На боковом: “Huyghens’sches okular, f‑18 mm, 67х, Carl Zeiss Jena”
В разделе Андрея Тарковского постоянной экспозиции Музея кино есть фотография его поэта-отца в военной форме, образ которого присутствует в фильмах режиссера, в витрине выложены пластинки с записями классической музыки из коллекции поэта. Телескоп хранится в мемориальном фонде, как предмет — не вписывается в концепцию, да и места занимает много.
Вместе с ним на хранении находятся и другие не менее занимательные приборы, например, бинокулярная труба — мощный морской бинокль на подставке, большие и маленькие окуляры, линзы, призмы, лупы, зеркала и т. п. Все в ящичках, пенальчиках, коробках и коробочках того времени, с аккуратными надписями, сделанными рукой Арсения Тарковского, — что это, когда и от кого получено. Все это было ему дорого в прямом и переносном смысле слова.

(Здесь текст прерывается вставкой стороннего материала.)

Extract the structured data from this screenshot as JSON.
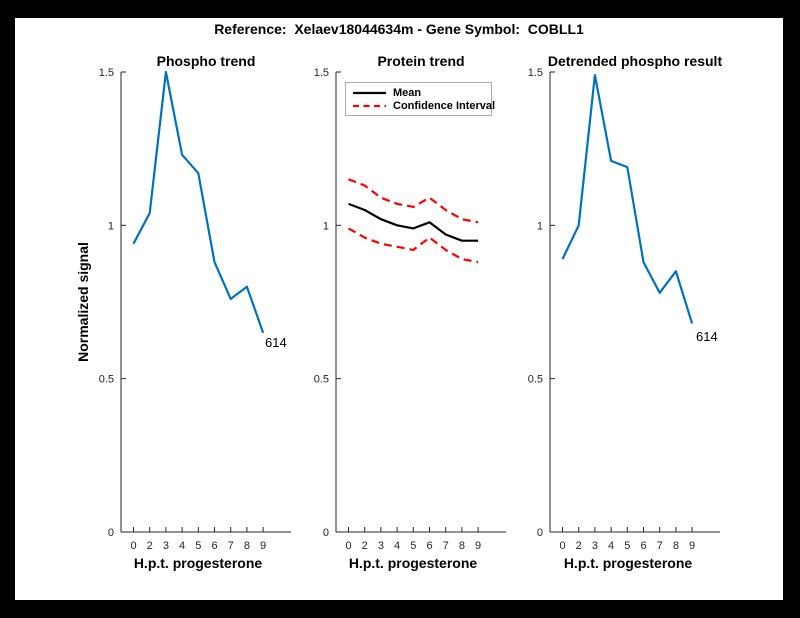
{
  "header": {
    "title": "Reference:  Xelaev18044634m - Gene Symbol:  COBLL1"
  },
  "colors": {
    "page_bg": "#000000",
    "figure_bg": "#FFFFFF",
    "axis": "#262626",
    "phospho_line": "#0072BD",
    "mean_line": "#000000",
    "ci_line": "#FF0000",
    "legend_border": "#ABABAB"
  },
  "chart_data": [
    {
      "type": "line",
      "title": "Phospho trend",
      "xlabel": "H.p.t. progesterone",
      "ylabel": "Normalized signal",
      "x_tick_labels": [
        "0",
        "2",
        "3",
        "4",
        "5",
        "6",
        "7",
        "8",
        "9"
      ],
      "y_ticks": [
        0,
        0.5,
        1,
        1.5
      ],
      "y_tick_labels": [
        "0",
        "0.5",
        "1",
        "1.5"
      ],
      "ylim": [
        0,
        1.5
      ],
      "grid": false,
      "end_label": "614",
      "series": [
        {
          "name": "Phospho trend",
          "color": "#0072BD",
          "style": "solid",
          "values": [
            0.94,
            1.04,
            1.5,
            1.23,
            1.17,
            0.88,
            0.76,
            0.8,
            0.65
          ]
        }
      ]
    },
    {
      "type": "line",
      "title": "Protein trend",
      "xlabel": "H.p.t. progesterone",
      "x_tick_labels": [
        "0",
        "2",
        "3",
        "4",
        "5",
        "6",
        "7",
        "8",
        "9"
      ],
      "y_ticks": [
        0,
        0.5,
        1,
        1.5
      ],
      "y_tick_labels": [
        "0",
        "0.5",
        "1",
        "1.5"
      ],
      "ylim": [
        0,
        1.5
      ],
      "grid": false,
      "legend": {
        "position": "top-left",
        "entries": [
          {
            "label": "Mean",
            "color": "#000000",
            "style": "solid"
          },
          {
            "label": "Confidence Interval",
            "color": "#FF0000",
            "style": "dashed"
          }
        ]
      },
      "series": [
        {
          "name": "Mean",
          "color": "#000000",
          "style": "solid",
          "values": [
            1.07,
            1.05,
            1.02,
            1.0,
            0.99,
            1.01,
            0.97,
            0.95,
            0.95
          ]
        },
        {
          "name": "Confidence Interval upper",
          "color": "#FF0000",
          "style": "dashed",
          "values": [
            1.15,
            1.13,
            1.09,
            1.07,
            1.06,
            1.09,
            1.05,
            1.02,
            1.01
          ]
        },
        {
          "name": "Confidence Interval lower",
          "color": "#FF0000",
          "style": "dashed",
          "values": [
            0.99,
            0.96,
            0.94,
            0.93,
            0.92,
            0.96,
            0.92,
            0.89,
            0.88
          ]
        }
      ]
    },
    {
      "type": "line",
      "title": "Detrended phospho result",
      "xlabel": "H.p.t. progesterone",
      "x_tick_labels": [
        "0",
        "2",
        "3",
        "4",
        "5",
        "6",
        "7",
        "8",
        "9"
      ],
      "y_ticks": [
        0,
        0.5,
        1,
        1.5
      ],
      "y_tick_labels": [
        "0",
        "0.5",
        "1",
        "1.5"
      ],
      "ylim": [
        0,
        1.5
      ],
      "grid": false,
      "end_label": "614",
      "series": [
        {
          "name": "Detrended phospho",
          "color": "#0072BD",
          "style": "solid",
          "values": [
            0.89,
            1.0,
            1.49,
            1.21,
            1.19,
            0.88,
            0.78,
            0.85,
            0.68
          ]
        }
      ]
    }
  ]
}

____________________________
Литература
1. Педиконе П. Тарковские: отец и сын в зеркале судьбы. М.: ЭНАС, 2008. 406 с.
2. Тарковская М.А. Осколки зеркала. М.: Вагриус, 2006. 416 с.
3. Тарковский А.А. Избранное: Стихотворения; Поэмы; Переводы. 1929–1979. М.: Худож. лит., 1982. 736 с.
4. Тарковский А.А. Ностальгия. М.: АСТ: ХРАНИТЕЛЬ: Зебра Е, 2008. 494 с.
5. Туровская М. И. 7 1/2, или Фильмы Андрея Тарковского. М.: Искусство, 1991. 253 с.